Pharmacological inhibition of BLT1 diminishes early abdominal aneurysm formation

Abstract

Leukotriene B(4) (LTB(4)) is a pro-inflammatory lipid mediator generated by the enzymes 5-lipoxygenase (5-LO) and LTA(4)-hydrolase. LTB(4) signals primarily through its G protein-coupled receptor BLT1, which is highly expressed on specific leukocyte subsets. Recent genetic studies in humans as well as knockout studies in mice have implicated the leukotriene synthesis pathway in several vascular pathologies. Here we tested the hypothesis that pharmacological inhibition of BLT1 diminishes abdominal aortic aneurysm (AAA) formation, a major complication associated with atherosclerotic vascular disease. Chow-fed Apoe(-/-) mice were treated with a 4-week infusion of Angiotensin II (AngII, 1000 ng/(kg min)) beginning at 10 weeks of age, in a well-established murine AAA model. Administration of the selective BLT1 antagonist CP-105,696 beginning simultaneously with AngII infusion reduced the incidence of AAA formation from 82% to 40% (p<0.05). There was a concordant reduction in maximal aortic diameter from 2.35 mm to 1.56 mm (p<0.05). While administration of the antagonist on day 14 after the onset of AngII infusion diminished lesional macrophage accumulation, it did not significantly alter the size of AAA by day 42. Thus, pharmacological inhibition of BLT1 may ultimately hold clinical promise, but early intervention may be critical.

Figure 1. Inhibition of BLT1-mediated chemotaxis

(A, B) Chemotactic response curves of mouse splenocytes to SDF-1 and LTB₄. (C, D, E, F) Chemotaxis assays of isolated splenocytes from mice treated with CP-105,696 for 7 days at the indicated dose. Isolated splenocytes were placed in modified Boyden chambers and chemotaxis was assessed in response to SDF-1 (10 nM) and LTB₄ (100 nM). Data shown are from two experiments and are presented as cell number or mean chemotactic index (cells per four-high power fields in duplicate wells moving in response to SDF-1 or LTB₄ relative to media alone). *p<0.05 versus media alone.
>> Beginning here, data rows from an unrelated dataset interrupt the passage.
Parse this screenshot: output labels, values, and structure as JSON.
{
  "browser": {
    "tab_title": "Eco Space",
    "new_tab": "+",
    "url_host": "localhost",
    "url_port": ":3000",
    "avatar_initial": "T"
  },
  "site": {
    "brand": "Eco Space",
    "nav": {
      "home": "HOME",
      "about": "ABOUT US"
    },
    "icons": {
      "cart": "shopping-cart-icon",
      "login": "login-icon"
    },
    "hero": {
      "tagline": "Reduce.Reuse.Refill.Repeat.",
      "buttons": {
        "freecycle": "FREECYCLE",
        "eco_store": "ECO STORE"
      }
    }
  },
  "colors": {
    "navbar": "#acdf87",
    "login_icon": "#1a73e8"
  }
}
Figure 2. AAA formation in AngII-infused mice treated concomitantly with vehicle or CP-105,696

Apoe^-/- mice were treated with AngII concomitant with vehicle or CP-105,696 for 4 weeks. (A) AAA incidence (*p<0.05), (B) maximal aortic diameter (*p<0.05), (C) Representative images of aortas from mice treated with vehicle or CP-105,696 from the prevention study. Circles represent individual mice, diamonds represent means and bars represent SEMs. The experiment included n=11 mice in the vehicle group, and n=10 mice in the CP-105,696 group. Two mice from the vehicle-control and two mice from the inhibitor-treated group died of AAA rupture.

Figure 3. Experimental design of AAA reversal study

Mice were infused with AngII for 2 weeks and then evaluated by ultrasound. Mice that had developed AAA at 2 weeks were randomly assigned to CP-105,696 (n=10) or vehicle control (n=12). All mice were evaluated again by ultrasound at weeks 4 and 8 after the onset of AngII infusion, and sacrificed at week 8 and evaluated for CBC, total cholesterol and aortic quantitation. The dashed line represents the AngII pumps that remained in place throughout the treatment with CP-105,696 for a total of 8 weeks.

Figure 4. Diminished macrophage accumulation and MMP-2 expression in aortas of mice treated with CP-105,696

(A) Representative images of macrophage (Mac-3) and (B) MMP-2 stain show intense macrophage infiltration and MMP-2 expression in the vehicle control and less macrophage accumulation and MMP-2 expression in the inhibitor-treated aorta (middle panels). No positive stain is detected in the isotype-matched control IgG for Mac-3 and MMP-2 stains (right panels). Magnification 20×. (C, D) Quantification of Mac-3 and MMP-2 immunostaining from vehicle- and inhibitor-treated AAA (*p<0.001).

Figure 5. Ultrasound measurements of aortas from mice treated with vehicle or CP-105,696 beginning 2 weeks after AngII infusion

N=12 mice were treated with vehicle and n=10 mice were treated with CP-105,696 at 2 weeks after AngII pumps were placed. (A) Maximal aortic diameters were measured periodically in the suprarenal aorta throughout treatment with vehicle or CP-105,696. Circles represent means and bars represent SEMs. (B) Correlation of maximal aortic diameter measurements by ultrasound versus histological measurements after dissection at 8 weeks (R=0.918).